I think so, but the question is why it behaves this way. Could be an
issue with MSR/CPUID values presented by Xen, or values Xen gets from
the CPU.

--
Best Regards,
Marek Marczykowski-Górecki
Invisible Things Lab
Re: text-tsx fails on Intel core 8th gen system [ In reply to ]
On 03/04/2024 3:50 pm, Marek Marczykowski-Górecki wrote:
> Hi,
>
> I've noticed that tools/tests/tsx/test-tsx fails on a system with Intel
> Core i7-8750H. Specific error I get:
>
> [user@dom0 tsx]$ ./test-tsx
> TSX tests
> Got 16 CPUs
> Testing MSR_TSX_FORCE_ABORT consistency
> CPU0 val 0
> Testing MSR_TSX_CTRL consistency
> Testing MSR_MCU_OPT_CTRL consistency
> CPU0 val 0
> Testing RTM behaviour
> Got #UD
> Host reports RTM, but appears unavailable

Hmm - I should make this failure report more obviously distinguishable
from the general logging.

This is reporting a consistency-check failure, with a mismatch between
actual-behaviour and what's in CPUID (host policy in practice).

This is CoffeeLake, and was one of the CPUs which had TSX taken out, but
something looks wonky.


> When I try it on a newer system (11th gen) then it works fine (exit code
> 0, just "Got #UD", no "Host reports RTM, but appears unavailable" line).
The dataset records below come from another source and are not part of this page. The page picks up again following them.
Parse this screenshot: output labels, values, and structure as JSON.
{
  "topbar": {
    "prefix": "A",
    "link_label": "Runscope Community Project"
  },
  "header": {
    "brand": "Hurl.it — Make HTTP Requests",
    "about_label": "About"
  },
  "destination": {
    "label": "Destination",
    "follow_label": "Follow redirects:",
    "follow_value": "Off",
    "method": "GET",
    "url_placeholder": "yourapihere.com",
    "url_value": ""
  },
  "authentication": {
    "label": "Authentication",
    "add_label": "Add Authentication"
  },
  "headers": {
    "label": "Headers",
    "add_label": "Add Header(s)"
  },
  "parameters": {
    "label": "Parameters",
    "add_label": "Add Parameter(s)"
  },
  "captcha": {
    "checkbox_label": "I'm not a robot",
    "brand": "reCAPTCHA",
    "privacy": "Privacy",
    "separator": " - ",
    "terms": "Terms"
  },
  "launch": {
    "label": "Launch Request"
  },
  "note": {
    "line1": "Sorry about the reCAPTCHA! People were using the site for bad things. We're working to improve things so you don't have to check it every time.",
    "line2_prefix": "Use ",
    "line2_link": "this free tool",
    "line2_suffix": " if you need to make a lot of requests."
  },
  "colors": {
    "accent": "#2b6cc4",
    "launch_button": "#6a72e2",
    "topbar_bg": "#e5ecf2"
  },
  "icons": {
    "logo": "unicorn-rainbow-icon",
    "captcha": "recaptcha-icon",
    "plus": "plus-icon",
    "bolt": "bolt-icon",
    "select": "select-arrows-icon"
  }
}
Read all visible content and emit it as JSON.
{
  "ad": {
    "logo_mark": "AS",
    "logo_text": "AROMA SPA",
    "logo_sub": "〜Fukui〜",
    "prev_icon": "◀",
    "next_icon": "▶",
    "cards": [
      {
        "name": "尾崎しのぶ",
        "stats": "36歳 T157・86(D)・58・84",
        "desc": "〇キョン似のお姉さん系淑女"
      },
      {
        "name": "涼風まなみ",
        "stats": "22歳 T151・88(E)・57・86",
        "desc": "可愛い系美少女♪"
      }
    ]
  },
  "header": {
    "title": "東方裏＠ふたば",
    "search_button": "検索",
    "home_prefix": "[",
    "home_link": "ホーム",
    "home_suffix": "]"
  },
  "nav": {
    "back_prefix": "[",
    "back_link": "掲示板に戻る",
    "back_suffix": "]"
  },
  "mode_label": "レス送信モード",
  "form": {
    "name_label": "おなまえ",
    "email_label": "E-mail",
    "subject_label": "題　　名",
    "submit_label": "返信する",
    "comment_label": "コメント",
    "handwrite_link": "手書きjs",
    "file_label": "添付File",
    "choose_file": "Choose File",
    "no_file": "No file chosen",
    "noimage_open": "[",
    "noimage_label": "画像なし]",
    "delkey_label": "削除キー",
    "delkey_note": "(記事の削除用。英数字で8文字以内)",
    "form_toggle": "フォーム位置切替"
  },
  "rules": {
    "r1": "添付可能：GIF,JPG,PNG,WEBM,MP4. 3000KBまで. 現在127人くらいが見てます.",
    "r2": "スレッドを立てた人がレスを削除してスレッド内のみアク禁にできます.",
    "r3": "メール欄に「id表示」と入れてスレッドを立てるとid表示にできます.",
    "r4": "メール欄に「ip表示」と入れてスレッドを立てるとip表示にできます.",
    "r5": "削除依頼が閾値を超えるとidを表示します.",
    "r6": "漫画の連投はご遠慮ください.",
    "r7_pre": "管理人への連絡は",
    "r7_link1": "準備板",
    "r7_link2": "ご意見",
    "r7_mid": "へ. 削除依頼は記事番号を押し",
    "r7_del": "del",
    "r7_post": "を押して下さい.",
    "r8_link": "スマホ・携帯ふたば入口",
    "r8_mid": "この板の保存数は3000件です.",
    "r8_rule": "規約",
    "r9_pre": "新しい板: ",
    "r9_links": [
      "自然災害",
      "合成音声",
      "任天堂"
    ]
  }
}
RocketLake was after the decision to remove TSX from the client line, so
will either genuinely not have the silicon, or it should be properly
fused out.

Anyway, back to CoffeeLake.

The Raw policy shows rtm-always-abort and tsx-force-abort.  Test-tsx
says the value in MSR_TSX_FORCE_ABORT is 0, but that shouldn't be the
case seeing as the RTM/HLE bits are hidden in real CPUID, but the
CPUID_HIDE bit is clear.

We do intentionally force RTM_ALWAYS_ABORT in some cases, because it
self-hides in some cases.  I wonder if we've got bug in that path.
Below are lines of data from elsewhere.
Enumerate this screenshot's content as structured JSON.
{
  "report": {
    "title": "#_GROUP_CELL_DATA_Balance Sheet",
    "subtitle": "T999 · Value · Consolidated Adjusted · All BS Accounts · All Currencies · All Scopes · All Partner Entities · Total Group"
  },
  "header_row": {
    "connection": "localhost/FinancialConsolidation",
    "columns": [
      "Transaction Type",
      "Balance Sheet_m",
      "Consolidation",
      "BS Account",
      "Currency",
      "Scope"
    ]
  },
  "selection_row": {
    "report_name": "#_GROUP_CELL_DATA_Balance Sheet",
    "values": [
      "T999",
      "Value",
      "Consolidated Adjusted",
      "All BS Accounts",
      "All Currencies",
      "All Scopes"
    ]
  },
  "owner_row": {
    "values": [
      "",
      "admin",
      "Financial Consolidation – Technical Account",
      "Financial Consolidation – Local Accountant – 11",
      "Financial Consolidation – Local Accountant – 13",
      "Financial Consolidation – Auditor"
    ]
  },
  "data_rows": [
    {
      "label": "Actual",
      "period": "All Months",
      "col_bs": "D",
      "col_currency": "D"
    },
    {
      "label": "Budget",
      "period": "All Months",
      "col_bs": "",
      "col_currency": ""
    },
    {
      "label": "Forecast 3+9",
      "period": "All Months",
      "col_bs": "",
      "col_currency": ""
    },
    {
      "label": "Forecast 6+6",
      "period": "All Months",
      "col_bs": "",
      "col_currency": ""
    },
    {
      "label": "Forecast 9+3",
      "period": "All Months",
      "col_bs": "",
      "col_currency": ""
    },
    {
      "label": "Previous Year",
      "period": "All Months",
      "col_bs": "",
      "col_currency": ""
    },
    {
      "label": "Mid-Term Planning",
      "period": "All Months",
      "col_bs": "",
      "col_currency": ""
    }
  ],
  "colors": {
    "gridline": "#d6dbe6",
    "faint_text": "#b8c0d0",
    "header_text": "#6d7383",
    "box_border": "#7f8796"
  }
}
From the state in Raw, we then synthesise HLE/RTM in the Host policy
because MSR_TSX_FORCE_ABORT only exists on TSX-capable systems. 
However, if XBEGIN is really #UD-ing, we can't offer it as an opt-in to
guests.

Let me see about putting some debugging together.

~Andrew
Re: text-tsx fails on Intel core 8th gen system [ In reply to ]
On 03.04.2024 18:41, Marek Marczykowski-Górecki wrote:
> On Wed, Apr 03, 2024 at 05:04:20PM +0200, Jan Beulich wrote:
>> On 03.04.2024 16:50, Marek Marczykowski-Górecki wrote:
>>> Hi,
>>>
>>> I've noticed that tools/tests/tsx/test-tsx fails on a system with Intel
>>> Core i7-8750H. Specific error I get:
>>>
>>> [user@dom0 tsx]$ ./test-tsx
>>> TSX tests
>>> Got 16 CPUs
>>> Testing MSR_TSX_FORCE_ABORT consistency
>>> CPU0 val 0
>>> Testing MSR_TSX_CTRL consistency
>>> Testing MSR_MCU_OPT_CTRL consistency
>>> CPU0 val 0
>>> Testing RTM behaviour
>>> Got #UD
>>> Host reports RTM, but appears unavailable
>>
>> Isn't this ...
>>
>>> Testing PV default/max policies
>>> Max: RTM 1, HLE 1, TSX_FORCE_ABORT 0, RTM_ALWAYS_ABORT 0, TSX_CTRL 0
>>> Def: RTM 0, HLE 0, TSX_FORCE_ABORT 0, RTM_ALWAYS_ABORT 0, TSX_CTRL 0
>>> HLE/RTM offered to guests despite not being available
>>> Testing HVM default/max policies
>>> Max: RTM 1, HLE 1, TSX_FORCE_ABORT 0, RTM_ALWAYS_ABORT 0, TSX_CTRL 0
>>> Def: RTM 0, HLE 0, TSX_FORCE_ABORT 0, RTM_ALWAYS_ABORT 0, TSX_CTRL 0
>>> HLE/RTM offered to guests despite not being available
>>> Testing PV guest
>>> Created d8
>>> Cur: RTM 0, HLE 0, TSX_FORCE_ABORT 0, RTM_ALWAYS_ABORT 0, TSX_CTRL 0
>>> Cur: RTM 1, HLE 1, TSX_FORCE_ABORT 0, RTM_ALWAYS_ABORT 0, TSX_CTRL 0
>>> Testing HVM guest
>>> Created d9
>>> Cur: RTM 0, HLE 0, TSX_FORCE_ABORT 0, RTM_ALWAYS_ABORT 0, TSX_CTRL 0
>>> Cur: RTM 1, HLE 1, TSX_FORCE_ABORT 0, RTM_ALWAYS_ABORT 0, TSX_CTRL 0
>>> [user@dom0 tsx]$ echo $?
>>> 1
>>
>> ... the reason for this?
>
> I think so, but the question is why it behaves this way. Could be an
> issue with MSR/CPUID values presented by Xen, or values Xen gets from
> the CPU.

Can't test_rtm_behaviour() be run even without Xen underneath? Maybe this
could be run irrespective of xc_interface_open() failing?

Jan